Zhao Duoduo, Gao Fang, Cao Jinde, Li Xiaoxin, Ma Xiaoqin
School of Big Data and Artificial Intelligence, Chizhou University, Chizhou 247000, Anhui, China.
School of Mathematics, Southeast University, Nanjing 211189, Jiangsu, China.
Math Biosci Eng. 2023 Jun 28;20(8):14241-14259. doi: 10.3934/mbe.2023637.

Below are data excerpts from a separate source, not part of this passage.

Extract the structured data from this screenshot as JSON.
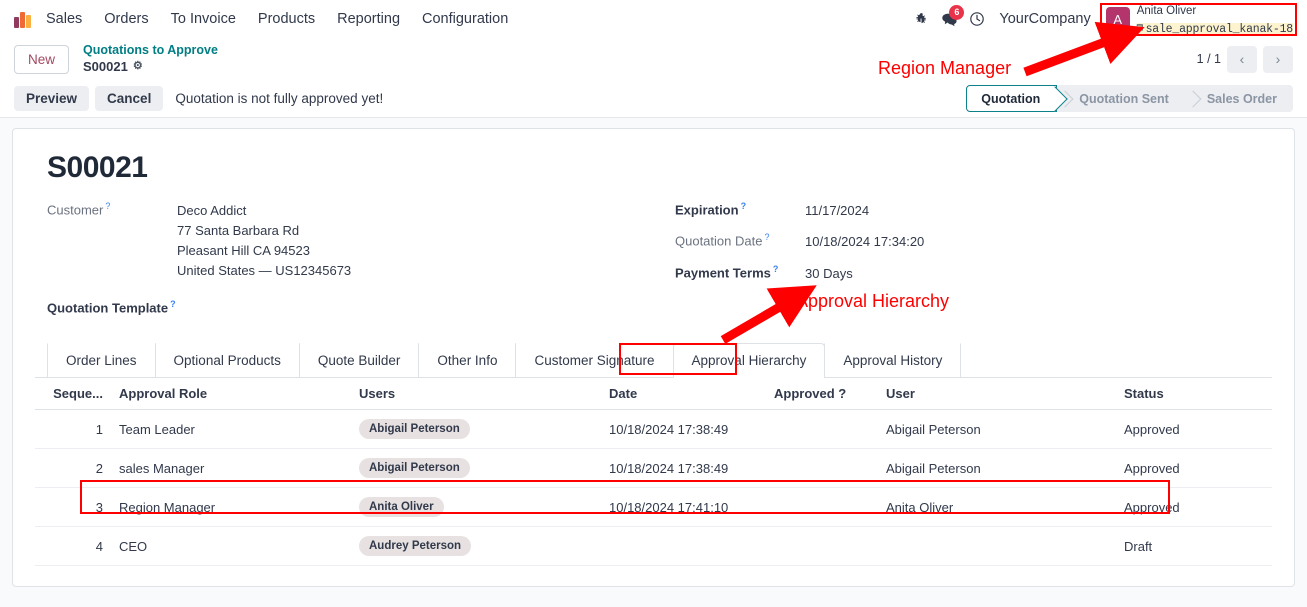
{
  "navbar": {
    "brand": "Sales",
    "menus": [
      "Orders",
      "To Invoice",
      "Products",
      "Reporting",
      "Configuration"
    ],
    "icons": {
      "bug": "bug-icon",
      "messages": "messages-icon",
      "activity": "clock-icon"
    },
    "message_count": "6",
    "company": "YourCompany",
    "user": {
      "initial": "A",
      "name": "Anita Oliver",
      "database": "sale_approval_kanak-18",
      "avatar_color": "#b3356b",
      "db_highlight": "#fdf4cf"
    }
  },
  "breadcrumb": {
    "new_label": "New",
    "parent": "Quotations to Approve",
    "current": "S00021",
    "gear": "⚙",
    "pager": {
      "count": "1 / 1",
      "prev": "‹",
      "next": "›"
    }
  },
  "controls": {
    "preview_label": "Preview",
    "cancel_label": "Cancel",
    "note": "Quotation is not fully approved yet!",
    "statusbar": [
      {
        "label": "Quotation",
        "active": true
      },
      {
        "label": "Quotation Sent",
        "active": false
      },
      {
        "label": "Sales Order",
        "active": false
      }
    ]
  },
  "record": {
    "title": "S00021",
    "left": {
      "customer_label": "Customer",
      "customer_name": "Deco Addict",
      "customer_address": [
        "77 Santa Barbara Rd",
        "Pleasant Hill CA 94523",
        "United States — US12345673"
      ],
      "quotation_template_label": "Quotation Template",
      "quotation_template_value": ""
    },
    "right": {
      "expiration_label": "Expiration",
      "expiration_value": "11/17/2024",
      "quotation_date_label": "Quotation Date",
      "quotation_date_value": "10/18/2024 17:34:20",
      "payment_terms_label": "Payment Terms",
      "payment_terms_value": "30 Days"
    }
  },
  "notebook": {
    "tabs": [
      {
        "label": "Order Lines",
        "active": false
      },
      {
        "label": "Optional Products",
        "active": false
      },
      {
        "label": "Quote Builder",
        "active": false
      },
      {
        "label": "Other Info",
        "active": false
      },
      {
        "label": "Customer Signature",
        "active": false
      },
      {
        "label": "Approval Hierarchy",
        "active": true
      },
      {
        "label": "Approval History",
        "active": false
      }
    ]
  },
  "table": {
    "headers": [
      "Seque...",
      "Approval Role",
      "Users",
      "Date",
      "Approved ?",
      "User",
      "Status"
    ],
    "rows": [
      {
        "sequence": "1",
        "role": "Team Leader",
        "users": "Abigail Peterson",
        "date": "10/18/2024 17:38:49",
        "approved": "",
        "user": "Abigail Peterson",
        "status": "Approved"
      },
      {
        "sequence": "2",
        "role": "sales Manager",
        "users": "Abigail Peterson",
        "date": "10/18/2024 17:38:49",
        "approved": "",
        "user": "Abigail Peterson",
        "status": "Approved"
      },
      {
        "sequence": "3",
        "role": "Region Manager",
        "users": "Anita Oliver",
        "date": "10/18/2024 17:41:10",
        "approved": "",
        "user": "Anita Oliver",
        "status": "Approved"
      },
      {
        "sequence": "4",
        "role": "CEO",
        "users": "Audrey Peterson",
        "date": "",
        "approved": "",
        "user": "",
        "status": "Draft"
      }
    ]
  },
  "annotations": {
    "color": "#ff0000",
    "region_manager_label": "Region Manager",
    "approval_hierarchy_label": "Approval Hierarchy"
  }
}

This paper focuses on achieving leader-follower mean square consensus in semi-Markov jump multi-agent systems. To effectively reduce communication costs and control updates, we propose an event-triggered protocol based on stochastic sampling. The stochastic sampling interval randomly switches between finite given values, while the event-triggered function depends on the stochastic sampled data from neighboring agents. Using the event-triggered strategy, we present sufficient conditions to ensure mean square consensus. Finally, we provide a numerical example demonstrating the effectiveness of the theoretical results.
本文聚焦于在半马尔可夫跳跃多智能体系统中实现领导者-跟随者均方一致性。为有效降低通信成本和控制更新,我们提出一种基于随机采样的事件触发协议。随机采样间隔在有限给定值之间随机切换,而事件触发函数依赖于来自相邻智能体的随机采样数据。利用事件触发策略,我们给出确保均方一致性的充分条件。最后,我们提供一个数值例子来证明理论结果的有效性。